Por: Daniel Anaya (@danielanaya423)

Pintura “Gravedad de los cuerpos” de @_adrian_ahr

Pintura “Gravedad de los cuerpos” de @_adrian_ahr

 

Eran las 03:00 a.m. del martes 30 de marzo. Una madrugada fresca. La vela sobre la mesa emitía su luz sin tiritar. Mi abstracción fue interrumpida al darme cuenta del silencio absoluto. Ningún viento agitaba las ramas de los árboles, ningún felino maullaba. Fue un instante de quietud que agradecí. En ese momento, observé la luz de la vela. Una gota de cera se aferraba al borde, resistiéndose a deslizarse por el tallo. Contemplé el drama. El calor del fuego derretía la parafina; la gota terminaría por fundirse. Su perfecta y cristalina redondez habría de desaparecer en cualquier instante.

            Cuál fue mi sorpresa al observar el surgimiento de una diminuta burbuja dentro de la gota. Imposible. Me acerqué para admirar el espectáctulo. ¡La burbuja comenzó a girar dentro de la gota!
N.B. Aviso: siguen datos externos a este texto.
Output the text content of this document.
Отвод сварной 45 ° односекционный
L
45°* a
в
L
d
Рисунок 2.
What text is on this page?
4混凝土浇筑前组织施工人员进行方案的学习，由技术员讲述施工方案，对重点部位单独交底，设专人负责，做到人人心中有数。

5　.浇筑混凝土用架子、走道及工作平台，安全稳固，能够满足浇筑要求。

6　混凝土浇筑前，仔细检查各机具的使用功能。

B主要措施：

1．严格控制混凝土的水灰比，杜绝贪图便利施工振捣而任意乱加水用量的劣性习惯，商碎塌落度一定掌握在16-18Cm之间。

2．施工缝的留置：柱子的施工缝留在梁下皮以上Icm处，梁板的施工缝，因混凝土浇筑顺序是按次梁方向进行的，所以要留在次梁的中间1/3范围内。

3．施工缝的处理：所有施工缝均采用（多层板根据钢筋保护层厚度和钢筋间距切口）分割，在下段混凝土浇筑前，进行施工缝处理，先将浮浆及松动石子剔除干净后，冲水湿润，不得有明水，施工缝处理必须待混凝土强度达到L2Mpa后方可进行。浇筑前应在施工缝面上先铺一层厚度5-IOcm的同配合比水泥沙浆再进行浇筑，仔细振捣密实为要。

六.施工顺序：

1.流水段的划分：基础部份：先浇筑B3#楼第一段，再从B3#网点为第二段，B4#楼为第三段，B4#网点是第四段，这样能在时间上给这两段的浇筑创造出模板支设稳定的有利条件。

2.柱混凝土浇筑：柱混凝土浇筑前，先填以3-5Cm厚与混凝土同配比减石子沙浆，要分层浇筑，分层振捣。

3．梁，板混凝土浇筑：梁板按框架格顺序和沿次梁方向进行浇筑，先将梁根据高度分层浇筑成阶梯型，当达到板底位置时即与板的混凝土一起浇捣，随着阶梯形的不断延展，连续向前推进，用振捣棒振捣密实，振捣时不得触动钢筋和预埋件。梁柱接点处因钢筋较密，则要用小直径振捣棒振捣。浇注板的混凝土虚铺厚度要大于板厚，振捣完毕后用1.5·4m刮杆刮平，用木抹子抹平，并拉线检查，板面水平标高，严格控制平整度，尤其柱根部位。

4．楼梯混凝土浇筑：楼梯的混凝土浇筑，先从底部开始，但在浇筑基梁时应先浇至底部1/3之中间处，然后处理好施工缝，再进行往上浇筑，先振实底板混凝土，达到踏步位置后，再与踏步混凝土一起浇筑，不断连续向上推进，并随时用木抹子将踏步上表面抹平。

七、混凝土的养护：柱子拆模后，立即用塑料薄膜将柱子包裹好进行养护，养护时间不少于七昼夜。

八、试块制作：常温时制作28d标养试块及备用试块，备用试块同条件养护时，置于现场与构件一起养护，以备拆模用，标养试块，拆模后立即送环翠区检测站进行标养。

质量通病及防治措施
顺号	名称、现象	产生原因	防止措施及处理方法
Un perfecto movimiento de traslación a gran velocidad. Y yo no podía compartir aquel avistamiento con nadie, aún.

            Las condiciones (temperatura, cantidad de parafina, contorno del borde de la vela, etc.) habían dado lugar a semejante milagro. Un universo entero ante mis ojos. Ni siquiera parpadeé para no perder el mínimo detalle. La burbuja seguía girando a gran veocidad en círculos perfectos dentro de aquella maravillosa gota de cera.

            De un instante al otro, la gota se deshizo. Su contorno perfecto se rompió y la parafina acarició las paredes de la vela. Yo había contenido la respiración hasta entonces.

            La madrugada seguía en silencio. La luz de la vela, impacible. La existencia había surgido y había concluido frente a mis ojos. Y lo que para mí habían sido apenas unos cuantos segundos, para ese universo dentro de una gota pudo haber significado generaciones de pueblos, historias, batallas y amores.

            Ahí estaba la clave de mi trabajo: en la permanente posibilidad de la muerte. Saber que la existencia tendrá fin, y que ésta puede ocurrir en cualquier momento.

            Y así fue como insuflé vida a mi obra: con el virus de la certeza de su muerte.

            Mi criatura estaba recostada sobre la mesa de madera, iluminada por la luz de la vela, sin saber cuál sería su origen ni razón de ser. Mirará a los cielos intentando comprender, pero será hasta que por fin dirija su mirada a la tierra y contemple en silencio el fuego de la vida, en la absoluta oscuridad de la madrugada; y que por obra de la casualidad, algún día, logre presenciar con humildad la formación de una diminuta y efímera gota en su punto de ebullición, sólo entonces comprenderá. Y yo podré descansar.